Perché la rappresaglia tedesca era scattata a guerra ormai finita (mentre gli americani entravano in città), tra partigiani dell’ultima ora, ordini del Cln disattesi, e tatticismi “geopolitici” sul futuro prossimo dell’Alto Adige (Austria o Italia?). Dopo una sparatoria all’alba davanti alla Lancia, la “ferocia nazista” si è abbattuta così su operai presi a caso tra fabbriche e officine di tutta la Zona. Marco Cavattoni ha passato gli ultimi anni in polverosi archivi per ricostruire quel giorno. Per stilare l’elenco esatto dei nomi di tutte le vittime, morti e feriti, il luogo esatto della cattura e delle esecuzioni. Ha spulciato uno ad uno i vecchi faldoni dell’ospedale civile, i fascicoli dell’Archivio di Stato e dell’Archivio storico comunale. Ha bussato alle porte dei sopravvissuti e dei familiari dei morti. Ha incontrato orfani, vedove, fratelli, sorelle, nipoti, testimoni. Ore di lavoro che sono diventati giorni, mesi, anni. Il risultato è su quel cartellone che porta al collo come si faceva negli anni Sessanta. Una protesta pacifica ma determinata. Un tazebao con 30 nomi. Trenta storie che - con una documentazione monumentale - ha messo a disposizione dell’Anpi e del Comune. Con una sola richiesta: una nuova targa sul muro della Lancia che faccia finalmente memoria di quelle vite stroncate (o segnate per sempre) il 3 maggio 1945 in Zona industriale (i tedeschi continuarono poi la mattanza in piazza Matteotti, via Firenze, viale Druso, uccidendo altri innocenti, ndr).

«Una targa con tutti i nomi - sottolinea-. Morti e feriti. Uno per uno. Nome e cognome. Ci vuole tanto? Se il Comune non ha soldi, li metto io...». Purtroppo, fino ad oggi, sono arrivate solo vaghe promesse. Quei morti danno ancora fastidio. Non sono ideologicamente spendibili. Lavoratori, cristiani senza colpe, travolti dalle ultime scorie del conflitto. Uccisi a caso, presi nel mucchio dentro le loro fabbriche. Alla Lancia, alla Sida, alla Saffa, alla Ceda.

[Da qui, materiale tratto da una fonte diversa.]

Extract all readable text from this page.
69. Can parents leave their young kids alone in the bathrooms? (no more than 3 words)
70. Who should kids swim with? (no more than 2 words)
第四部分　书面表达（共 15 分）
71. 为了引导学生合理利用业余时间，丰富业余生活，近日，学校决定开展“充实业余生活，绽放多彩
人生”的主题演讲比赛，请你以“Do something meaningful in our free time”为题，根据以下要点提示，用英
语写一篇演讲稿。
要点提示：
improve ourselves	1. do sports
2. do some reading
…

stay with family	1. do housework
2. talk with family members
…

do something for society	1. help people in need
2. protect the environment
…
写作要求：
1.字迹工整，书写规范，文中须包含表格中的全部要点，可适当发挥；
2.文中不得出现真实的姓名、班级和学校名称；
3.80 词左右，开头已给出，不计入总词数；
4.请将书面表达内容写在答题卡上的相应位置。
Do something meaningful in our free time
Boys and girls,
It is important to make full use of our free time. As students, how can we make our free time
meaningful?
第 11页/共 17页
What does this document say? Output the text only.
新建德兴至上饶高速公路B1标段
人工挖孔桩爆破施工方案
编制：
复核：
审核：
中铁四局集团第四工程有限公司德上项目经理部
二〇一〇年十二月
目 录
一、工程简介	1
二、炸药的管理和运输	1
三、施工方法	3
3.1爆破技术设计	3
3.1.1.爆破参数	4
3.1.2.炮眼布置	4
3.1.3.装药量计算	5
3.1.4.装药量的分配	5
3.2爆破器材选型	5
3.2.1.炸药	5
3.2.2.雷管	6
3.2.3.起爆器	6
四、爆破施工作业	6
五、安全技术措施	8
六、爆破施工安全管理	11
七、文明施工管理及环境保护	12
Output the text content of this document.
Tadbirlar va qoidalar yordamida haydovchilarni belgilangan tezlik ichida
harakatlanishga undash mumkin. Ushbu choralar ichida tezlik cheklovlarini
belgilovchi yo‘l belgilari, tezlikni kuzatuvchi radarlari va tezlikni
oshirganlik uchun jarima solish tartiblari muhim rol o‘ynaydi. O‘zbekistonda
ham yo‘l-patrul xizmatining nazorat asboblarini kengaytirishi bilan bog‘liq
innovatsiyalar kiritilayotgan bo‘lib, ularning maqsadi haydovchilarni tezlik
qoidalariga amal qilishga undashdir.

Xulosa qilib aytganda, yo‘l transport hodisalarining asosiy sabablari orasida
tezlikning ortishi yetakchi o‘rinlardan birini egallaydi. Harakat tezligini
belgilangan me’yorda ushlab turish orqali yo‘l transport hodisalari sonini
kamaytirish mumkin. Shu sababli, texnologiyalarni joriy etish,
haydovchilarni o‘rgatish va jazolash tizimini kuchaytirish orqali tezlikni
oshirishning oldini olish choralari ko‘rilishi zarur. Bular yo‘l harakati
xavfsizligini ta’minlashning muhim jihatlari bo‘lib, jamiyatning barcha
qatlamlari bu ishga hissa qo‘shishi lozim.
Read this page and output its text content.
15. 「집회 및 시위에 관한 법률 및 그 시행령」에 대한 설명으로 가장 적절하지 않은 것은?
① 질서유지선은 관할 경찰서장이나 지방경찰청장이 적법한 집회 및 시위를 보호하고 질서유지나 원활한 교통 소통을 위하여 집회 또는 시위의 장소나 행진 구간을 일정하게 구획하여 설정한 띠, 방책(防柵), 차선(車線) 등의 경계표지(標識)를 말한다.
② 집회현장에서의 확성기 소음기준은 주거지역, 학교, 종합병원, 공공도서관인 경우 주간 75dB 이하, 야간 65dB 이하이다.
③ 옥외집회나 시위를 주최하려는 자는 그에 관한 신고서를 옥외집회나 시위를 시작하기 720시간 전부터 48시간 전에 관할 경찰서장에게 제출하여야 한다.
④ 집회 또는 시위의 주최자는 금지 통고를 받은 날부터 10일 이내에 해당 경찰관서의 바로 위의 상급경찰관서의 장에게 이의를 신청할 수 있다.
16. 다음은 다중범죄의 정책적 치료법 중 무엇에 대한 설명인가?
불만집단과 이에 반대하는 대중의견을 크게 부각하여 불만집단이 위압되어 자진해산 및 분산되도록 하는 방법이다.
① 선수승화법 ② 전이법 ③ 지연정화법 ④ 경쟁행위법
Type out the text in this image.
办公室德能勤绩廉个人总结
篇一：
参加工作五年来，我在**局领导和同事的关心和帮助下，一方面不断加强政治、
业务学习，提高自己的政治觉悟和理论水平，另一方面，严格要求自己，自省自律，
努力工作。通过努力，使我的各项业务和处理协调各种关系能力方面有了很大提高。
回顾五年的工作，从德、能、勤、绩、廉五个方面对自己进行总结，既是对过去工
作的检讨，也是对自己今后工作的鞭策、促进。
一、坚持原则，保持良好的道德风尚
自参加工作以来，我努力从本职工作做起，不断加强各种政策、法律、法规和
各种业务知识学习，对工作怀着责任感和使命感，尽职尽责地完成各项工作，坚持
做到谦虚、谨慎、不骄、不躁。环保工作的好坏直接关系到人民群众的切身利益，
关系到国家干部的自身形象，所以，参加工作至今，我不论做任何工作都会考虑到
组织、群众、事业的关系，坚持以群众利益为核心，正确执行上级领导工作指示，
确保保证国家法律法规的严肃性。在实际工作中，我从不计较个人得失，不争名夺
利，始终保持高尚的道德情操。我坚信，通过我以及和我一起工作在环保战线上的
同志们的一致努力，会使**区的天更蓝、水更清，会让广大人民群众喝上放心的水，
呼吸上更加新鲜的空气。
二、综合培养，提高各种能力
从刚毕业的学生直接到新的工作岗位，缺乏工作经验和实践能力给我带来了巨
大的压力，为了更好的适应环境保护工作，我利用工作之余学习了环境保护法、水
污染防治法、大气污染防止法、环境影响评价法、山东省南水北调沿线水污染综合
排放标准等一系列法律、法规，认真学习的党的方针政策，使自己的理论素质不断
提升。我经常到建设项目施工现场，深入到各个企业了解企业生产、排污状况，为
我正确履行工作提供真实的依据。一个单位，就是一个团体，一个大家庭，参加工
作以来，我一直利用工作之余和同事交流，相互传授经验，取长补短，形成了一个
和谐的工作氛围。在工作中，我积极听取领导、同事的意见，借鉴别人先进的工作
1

Le loro storie mettono di fronte alla brutalità della guerra, che ha poco di eroico e tanto di sporco. Puzza solo di sangue, tragedia e orrore. Ilfo Borin, 19 anni, è stato ucciso con un colpo alla testa nei capannoni della Lancia, Annibale Bertolina, 35, all’ingresso, Ermanno Bonani, 18, appena fuori dallo stabilimento. Romolo Re e Virgilio Lorenzetto davanti alle Distillerie Federali (oggi via Simens). Arturo Pontalti, un piccolo imprenditore di 36 anni, nella sua carpenteria sul lungo Isarco, dove oggi c’è il Twenty. Andrea Gabrielli con un colpo al cuore e uno alla testa a due passi dalle Acciaierie. Davanti al muro della Lancia, a colpi di mitraglia, muoiono Walter Saudo, 60 anni, Antonio Peretto, 45, Fausto Bonato, 37, Napoleone Canazza,48. Altri 19 restano gravemente feriti. Andrea Cavattoni, papà di Marco, è sopravvissuto con un groviglio di pallottole in corpo. È morto nel 1991. Non ha mai smesso mai di ricordare.

Ora tocca alla città non lasciare questo peso solo ai familiari.